Code Geass: Lelouch of the Rebellion Review
Japan, the country known for its colourful traditions, beautiful scenery and kind people has changed. Taken over by the Holy Empire of Britannia of the year 2010, Japan’s rights and identity have now been stripped away – now Japan is simply known as Area 11.
The citizens of Japan are known as Elevens and are forced to bend their knee to the Empire while their pockets are emptied. As an exiled Imperial Prince of Britannia, Lelouch poses as a student and at a chance encounter with a girl named C.C he gains the power to shift the balance in his favour – so he can bring down Britannia in disguise.
Code Geass jumps right into the action, setting the scene in an alternate world which has fallen to a vast empire. The animation is bright which is even more enhanced on the Blu-ray addition. Although still relatively fluid, the animation does show its age, with slow moving mouths and scenes lacking in motion.
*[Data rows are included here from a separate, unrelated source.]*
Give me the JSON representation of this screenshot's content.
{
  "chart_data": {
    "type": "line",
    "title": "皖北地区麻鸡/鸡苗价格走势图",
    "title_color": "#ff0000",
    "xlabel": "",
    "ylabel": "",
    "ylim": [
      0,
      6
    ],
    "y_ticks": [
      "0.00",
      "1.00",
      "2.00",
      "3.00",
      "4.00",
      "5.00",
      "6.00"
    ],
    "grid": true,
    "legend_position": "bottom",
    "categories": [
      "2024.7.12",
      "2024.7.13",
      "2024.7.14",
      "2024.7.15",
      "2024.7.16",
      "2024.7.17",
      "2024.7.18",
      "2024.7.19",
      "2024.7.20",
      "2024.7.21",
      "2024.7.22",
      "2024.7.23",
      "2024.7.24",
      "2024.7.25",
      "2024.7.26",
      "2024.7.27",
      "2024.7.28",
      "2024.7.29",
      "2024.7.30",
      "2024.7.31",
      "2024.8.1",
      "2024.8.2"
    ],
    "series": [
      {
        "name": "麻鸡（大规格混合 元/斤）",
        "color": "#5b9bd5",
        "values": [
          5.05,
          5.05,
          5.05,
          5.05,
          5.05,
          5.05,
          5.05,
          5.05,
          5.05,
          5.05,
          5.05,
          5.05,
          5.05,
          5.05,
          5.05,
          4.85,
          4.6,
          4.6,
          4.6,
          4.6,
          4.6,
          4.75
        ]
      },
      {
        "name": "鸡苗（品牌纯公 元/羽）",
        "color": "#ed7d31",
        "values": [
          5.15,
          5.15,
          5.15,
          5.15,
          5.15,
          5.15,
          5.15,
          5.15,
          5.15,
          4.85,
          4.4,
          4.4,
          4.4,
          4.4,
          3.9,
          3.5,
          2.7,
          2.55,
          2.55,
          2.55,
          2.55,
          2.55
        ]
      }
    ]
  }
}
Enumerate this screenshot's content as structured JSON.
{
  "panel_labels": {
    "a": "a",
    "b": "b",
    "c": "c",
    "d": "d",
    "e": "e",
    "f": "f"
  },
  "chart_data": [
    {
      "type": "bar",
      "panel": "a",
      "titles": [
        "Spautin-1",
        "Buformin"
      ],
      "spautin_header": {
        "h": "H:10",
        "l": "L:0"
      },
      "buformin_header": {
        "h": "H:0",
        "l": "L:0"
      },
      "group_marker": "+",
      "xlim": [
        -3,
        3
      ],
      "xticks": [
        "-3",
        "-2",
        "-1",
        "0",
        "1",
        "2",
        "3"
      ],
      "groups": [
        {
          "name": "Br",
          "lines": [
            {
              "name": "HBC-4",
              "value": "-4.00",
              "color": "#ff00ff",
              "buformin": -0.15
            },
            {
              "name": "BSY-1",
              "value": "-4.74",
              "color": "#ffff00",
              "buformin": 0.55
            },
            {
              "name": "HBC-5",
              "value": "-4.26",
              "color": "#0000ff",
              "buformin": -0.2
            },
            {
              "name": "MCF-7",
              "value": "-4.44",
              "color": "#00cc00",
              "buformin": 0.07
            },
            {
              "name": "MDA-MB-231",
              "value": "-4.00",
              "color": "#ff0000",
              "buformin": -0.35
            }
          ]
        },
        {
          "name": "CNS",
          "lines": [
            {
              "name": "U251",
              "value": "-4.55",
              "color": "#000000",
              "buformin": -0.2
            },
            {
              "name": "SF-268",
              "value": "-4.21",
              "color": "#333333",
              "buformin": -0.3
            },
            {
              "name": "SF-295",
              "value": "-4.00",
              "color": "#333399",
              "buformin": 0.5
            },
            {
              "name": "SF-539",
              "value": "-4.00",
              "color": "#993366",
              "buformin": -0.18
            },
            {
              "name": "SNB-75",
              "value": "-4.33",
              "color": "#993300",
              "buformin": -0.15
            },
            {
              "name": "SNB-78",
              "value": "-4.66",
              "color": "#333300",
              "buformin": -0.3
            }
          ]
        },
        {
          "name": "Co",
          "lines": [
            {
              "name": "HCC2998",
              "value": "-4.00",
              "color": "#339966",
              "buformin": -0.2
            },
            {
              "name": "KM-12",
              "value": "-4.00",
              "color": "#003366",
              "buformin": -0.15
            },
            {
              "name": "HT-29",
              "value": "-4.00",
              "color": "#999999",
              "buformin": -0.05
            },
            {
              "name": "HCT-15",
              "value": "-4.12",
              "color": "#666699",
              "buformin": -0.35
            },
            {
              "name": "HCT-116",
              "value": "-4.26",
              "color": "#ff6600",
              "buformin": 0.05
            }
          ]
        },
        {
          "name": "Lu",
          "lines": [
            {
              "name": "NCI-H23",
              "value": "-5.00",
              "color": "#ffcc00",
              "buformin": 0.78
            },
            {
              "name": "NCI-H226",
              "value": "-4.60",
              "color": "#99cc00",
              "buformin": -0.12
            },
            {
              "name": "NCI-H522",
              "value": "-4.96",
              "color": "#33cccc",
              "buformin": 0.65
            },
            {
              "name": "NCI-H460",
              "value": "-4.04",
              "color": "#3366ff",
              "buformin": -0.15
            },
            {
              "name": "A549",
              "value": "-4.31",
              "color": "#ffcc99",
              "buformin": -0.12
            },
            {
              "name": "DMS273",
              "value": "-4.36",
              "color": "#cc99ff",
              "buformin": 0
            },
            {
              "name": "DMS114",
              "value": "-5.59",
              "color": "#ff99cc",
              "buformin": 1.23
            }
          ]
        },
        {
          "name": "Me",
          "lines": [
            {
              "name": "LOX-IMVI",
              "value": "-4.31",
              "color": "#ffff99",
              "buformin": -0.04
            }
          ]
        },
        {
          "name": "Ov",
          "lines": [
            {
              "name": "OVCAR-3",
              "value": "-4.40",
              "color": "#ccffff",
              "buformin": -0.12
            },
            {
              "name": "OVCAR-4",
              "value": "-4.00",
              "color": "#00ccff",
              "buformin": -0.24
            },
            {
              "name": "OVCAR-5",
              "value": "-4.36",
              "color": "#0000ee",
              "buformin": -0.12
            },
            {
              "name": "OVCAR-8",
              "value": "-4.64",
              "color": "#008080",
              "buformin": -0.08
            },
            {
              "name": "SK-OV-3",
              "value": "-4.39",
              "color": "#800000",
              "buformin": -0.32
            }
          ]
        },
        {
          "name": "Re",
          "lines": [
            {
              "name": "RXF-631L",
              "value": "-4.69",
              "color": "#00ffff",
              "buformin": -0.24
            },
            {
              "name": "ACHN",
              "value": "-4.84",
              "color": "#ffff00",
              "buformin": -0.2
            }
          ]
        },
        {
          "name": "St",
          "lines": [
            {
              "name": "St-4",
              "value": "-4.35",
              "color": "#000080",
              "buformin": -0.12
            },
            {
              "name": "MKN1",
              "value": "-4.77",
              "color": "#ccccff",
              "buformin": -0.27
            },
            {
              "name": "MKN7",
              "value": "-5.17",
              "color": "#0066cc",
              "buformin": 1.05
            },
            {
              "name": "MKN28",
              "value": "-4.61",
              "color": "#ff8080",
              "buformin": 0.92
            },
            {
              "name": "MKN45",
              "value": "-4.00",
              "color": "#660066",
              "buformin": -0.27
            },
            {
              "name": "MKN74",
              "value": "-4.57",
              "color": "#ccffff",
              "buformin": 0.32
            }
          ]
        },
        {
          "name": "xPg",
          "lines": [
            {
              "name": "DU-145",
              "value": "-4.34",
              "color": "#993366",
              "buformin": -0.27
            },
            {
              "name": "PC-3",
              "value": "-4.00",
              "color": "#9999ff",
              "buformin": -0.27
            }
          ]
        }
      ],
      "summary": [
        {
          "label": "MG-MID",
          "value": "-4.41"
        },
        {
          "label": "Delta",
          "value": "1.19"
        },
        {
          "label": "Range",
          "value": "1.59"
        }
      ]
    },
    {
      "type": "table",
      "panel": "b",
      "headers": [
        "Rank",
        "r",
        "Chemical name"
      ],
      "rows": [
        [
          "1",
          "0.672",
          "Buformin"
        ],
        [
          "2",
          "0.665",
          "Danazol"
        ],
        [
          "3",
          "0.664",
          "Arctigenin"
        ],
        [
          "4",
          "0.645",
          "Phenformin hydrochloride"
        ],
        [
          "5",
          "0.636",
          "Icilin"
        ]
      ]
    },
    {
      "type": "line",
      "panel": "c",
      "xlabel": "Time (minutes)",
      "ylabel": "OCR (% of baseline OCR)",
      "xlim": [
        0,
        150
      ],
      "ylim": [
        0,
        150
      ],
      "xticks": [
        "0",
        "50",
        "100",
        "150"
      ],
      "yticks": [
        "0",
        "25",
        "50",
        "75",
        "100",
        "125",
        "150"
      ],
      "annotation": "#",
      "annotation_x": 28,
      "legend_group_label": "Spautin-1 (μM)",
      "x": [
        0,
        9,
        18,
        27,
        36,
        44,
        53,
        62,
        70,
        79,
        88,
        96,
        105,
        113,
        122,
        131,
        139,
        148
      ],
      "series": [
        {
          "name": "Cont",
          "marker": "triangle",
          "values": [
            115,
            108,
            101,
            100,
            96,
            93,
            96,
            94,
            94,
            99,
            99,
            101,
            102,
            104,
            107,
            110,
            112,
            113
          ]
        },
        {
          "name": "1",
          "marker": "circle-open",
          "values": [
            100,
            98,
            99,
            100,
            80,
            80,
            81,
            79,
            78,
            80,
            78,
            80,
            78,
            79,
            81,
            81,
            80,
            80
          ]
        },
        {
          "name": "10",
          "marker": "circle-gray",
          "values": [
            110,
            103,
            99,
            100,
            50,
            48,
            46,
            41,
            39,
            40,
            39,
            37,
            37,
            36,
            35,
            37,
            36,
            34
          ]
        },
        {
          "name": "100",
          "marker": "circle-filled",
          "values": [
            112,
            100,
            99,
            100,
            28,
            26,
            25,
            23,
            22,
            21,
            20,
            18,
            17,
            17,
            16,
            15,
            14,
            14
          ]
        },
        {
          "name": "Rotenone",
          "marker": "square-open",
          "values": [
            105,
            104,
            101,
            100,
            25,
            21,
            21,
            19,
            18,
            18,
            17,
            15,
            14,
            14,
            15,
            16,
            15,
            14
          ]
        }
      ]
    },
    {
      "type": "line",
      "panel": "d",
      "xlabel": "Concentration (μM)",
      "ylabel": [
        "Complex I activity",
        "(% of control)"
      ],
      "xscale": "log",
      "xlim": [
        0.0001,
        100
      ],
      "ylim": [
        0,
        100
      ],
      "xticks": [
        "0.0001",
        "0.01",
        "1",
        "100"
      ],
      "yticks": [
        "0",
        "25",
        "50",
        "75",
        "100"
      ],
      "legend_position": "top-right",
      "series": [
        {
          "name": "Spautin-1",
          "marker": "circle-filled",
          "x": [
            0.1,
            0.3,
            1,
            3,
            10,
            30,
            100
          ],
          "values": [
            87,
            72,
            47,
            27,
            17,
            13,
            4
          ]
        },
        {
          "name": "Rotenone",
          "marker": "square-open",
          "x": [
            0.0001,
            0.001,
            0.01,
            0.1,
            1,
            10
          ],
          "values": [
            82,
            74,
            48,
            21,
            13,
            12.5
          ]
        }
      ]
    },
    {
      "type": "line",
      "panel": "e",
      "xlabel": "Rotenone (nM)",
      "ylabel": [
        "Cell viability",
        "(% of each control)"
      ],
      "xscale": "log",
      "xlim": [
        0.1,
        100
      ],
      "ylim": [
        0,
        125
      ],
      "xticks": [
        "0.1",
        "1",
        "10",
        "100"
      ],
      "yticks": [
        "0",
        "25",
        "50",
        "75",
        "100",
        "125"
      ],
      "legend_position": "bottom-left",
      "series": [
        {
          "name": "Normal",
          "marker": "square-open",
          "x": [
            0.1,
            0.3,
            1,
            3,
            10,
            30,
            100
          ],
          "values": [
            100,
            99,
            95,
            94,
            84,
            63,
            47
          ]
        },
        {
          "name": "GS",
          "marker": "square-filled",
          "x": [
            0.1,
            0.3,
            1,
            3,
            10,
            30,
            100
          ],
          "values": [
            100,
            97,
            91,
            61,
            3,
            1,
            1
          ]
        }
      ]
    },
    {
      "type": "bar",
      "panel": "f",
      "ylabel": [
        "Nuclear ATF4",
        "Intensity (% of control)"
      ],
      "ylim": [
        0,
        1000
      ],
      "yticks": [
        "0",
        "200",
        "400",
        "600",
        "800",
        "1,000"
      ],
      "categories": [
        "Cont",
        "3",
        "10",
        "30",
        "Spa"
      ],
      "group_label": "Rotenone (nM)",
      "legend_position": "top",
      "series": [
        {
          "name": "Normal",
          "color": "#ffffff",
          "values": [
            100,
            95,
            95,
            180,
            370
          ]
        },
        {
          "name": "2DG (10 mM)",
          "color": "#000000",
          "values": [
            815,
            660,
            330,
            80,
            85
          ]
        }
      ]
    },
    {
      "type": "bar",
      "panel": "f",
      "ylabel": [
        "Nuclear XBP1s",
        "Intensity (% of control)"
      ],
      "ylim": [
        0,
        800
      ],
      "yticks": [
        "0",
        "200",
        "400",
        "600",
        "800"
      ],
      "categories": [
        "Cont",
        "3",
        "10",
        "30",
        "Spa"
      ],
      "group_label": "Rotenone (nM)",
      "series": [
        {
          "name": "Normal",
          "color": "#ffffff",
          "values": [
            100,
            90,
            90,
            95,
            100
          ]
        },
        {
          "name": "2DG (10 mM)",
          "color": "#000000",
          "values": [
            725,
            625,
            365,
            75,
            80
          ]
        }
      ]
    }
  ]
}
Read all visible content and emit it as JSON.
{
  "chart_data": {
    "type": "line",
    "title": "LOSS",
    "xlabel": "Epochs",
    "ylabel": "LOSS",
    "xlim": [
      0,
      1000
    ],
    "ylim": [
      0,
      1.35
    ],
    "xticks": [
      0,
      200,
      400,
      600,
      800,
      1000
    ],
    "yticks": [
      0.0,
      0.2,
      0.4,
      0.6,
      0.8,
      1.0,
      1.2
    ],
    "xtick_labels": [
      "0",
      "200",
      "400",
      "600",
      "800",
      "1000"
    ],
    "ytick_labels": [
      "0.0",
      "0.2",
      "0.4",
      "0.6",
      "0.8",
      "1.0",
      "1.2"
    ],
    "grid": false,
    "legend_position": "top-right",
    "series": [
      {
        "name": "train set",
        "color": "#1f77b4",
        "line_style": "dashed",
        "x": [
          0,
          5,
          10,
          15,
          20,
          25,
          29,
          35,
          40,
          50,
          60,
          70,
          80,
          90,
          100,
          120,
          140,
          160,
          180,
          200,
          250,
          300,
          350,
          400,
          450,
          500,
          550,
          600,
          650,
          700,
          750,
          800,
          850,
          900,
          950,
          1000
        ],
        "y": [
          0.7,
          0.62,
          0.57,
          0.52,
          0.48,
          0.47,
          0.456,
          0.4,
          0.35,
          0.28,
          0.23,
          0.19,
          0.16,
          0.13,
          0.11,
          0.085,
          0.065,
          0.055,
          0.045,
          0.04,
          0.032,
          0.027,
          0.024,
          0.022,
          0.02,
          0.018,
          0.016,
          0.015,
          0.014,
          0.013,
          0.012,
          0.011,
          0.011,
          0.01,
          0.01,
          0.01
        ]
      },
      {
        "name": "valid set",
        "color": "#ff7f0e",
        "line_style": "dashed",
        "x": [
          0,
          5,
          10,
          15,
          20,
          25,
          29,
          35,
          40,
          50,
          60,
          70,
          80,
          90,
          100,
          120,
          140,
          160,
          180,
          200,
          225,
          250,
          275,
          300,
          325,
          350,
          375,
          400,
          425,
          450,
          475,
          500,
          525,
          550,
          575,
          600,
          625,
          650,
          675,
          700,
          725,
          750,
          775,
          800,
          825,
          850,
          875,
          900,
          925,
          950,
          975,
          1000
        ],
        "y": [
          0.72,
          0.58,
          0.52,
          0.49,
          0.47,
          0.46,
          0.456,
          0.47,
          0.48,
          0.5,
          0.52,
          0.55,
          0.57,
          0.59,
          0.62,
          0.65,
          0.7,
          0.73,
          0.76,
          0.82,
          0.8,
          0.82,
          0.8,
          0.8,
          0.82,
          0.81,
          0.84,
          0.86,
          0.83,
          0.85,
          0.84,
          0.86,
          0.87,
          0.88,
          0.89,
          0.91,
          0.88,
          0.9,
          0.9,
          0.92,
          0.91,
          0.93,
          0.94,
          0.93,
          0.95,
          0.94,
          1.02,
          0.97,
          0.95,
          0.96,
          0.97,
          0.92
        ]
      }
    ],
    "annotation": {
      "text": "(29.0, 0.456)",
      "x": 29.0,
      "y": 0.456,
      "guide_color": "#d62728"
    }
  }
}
The animation style enhances the characters, their limbs are long and their hands are big. With expressive eyes which change with every character, the anime has a plethora of lanky-looking characters which make for some excellent animation scenes.
Wardrobe choices across the board are stunning. Everything from school uniforms, to royal clothing is designed with a sci-fi edge. It looks clean, yet striking and gives the anime a certain edge. Even the mecha is given star treatment – with notable characters having quirks to their mecha to make them stand out.
The plot itself allows for almost every viewer to find something they love. Some characters are based in a school environment, some are based in a military one. There are rebels, strong women and even cats. There are love stories, plot twists and mecha. The story flips from the Japanese’s perspective to the Britannian’s so all ground is covered.
Code Geass‘ world is large, instead of concentrating on just a few locations, we are transported to countless ones – this pushes the idea of a greater force. The job at hand is to save Japan – but Britannia is huge and so by showing us as much scenery as possible, it makes the world appear large.
Each episode starts with your typical anime ‘re-cap’, though Code Geass‘ comes with a difference. Instead of the predictable “previously on Code Geass” opening, we are treated to one which not only fills us in in a short amount of words, it also provides added information in a dramatic way. Yet another example of excellent scripting from the writers.
Code Geass is constantly on the go, action is taken to new levels with each episode but we are still treated to gaps of ‘calm down’ which are given a clever comedic edge. Each and every character is fleshed out and interesting, to the point where should anything happen to any of them, tears will ensue.
Having said all this, Code Geass is not perfect. The animation on the cat character is just not cute enough – I think that verifies a one mark reduction… don’t you?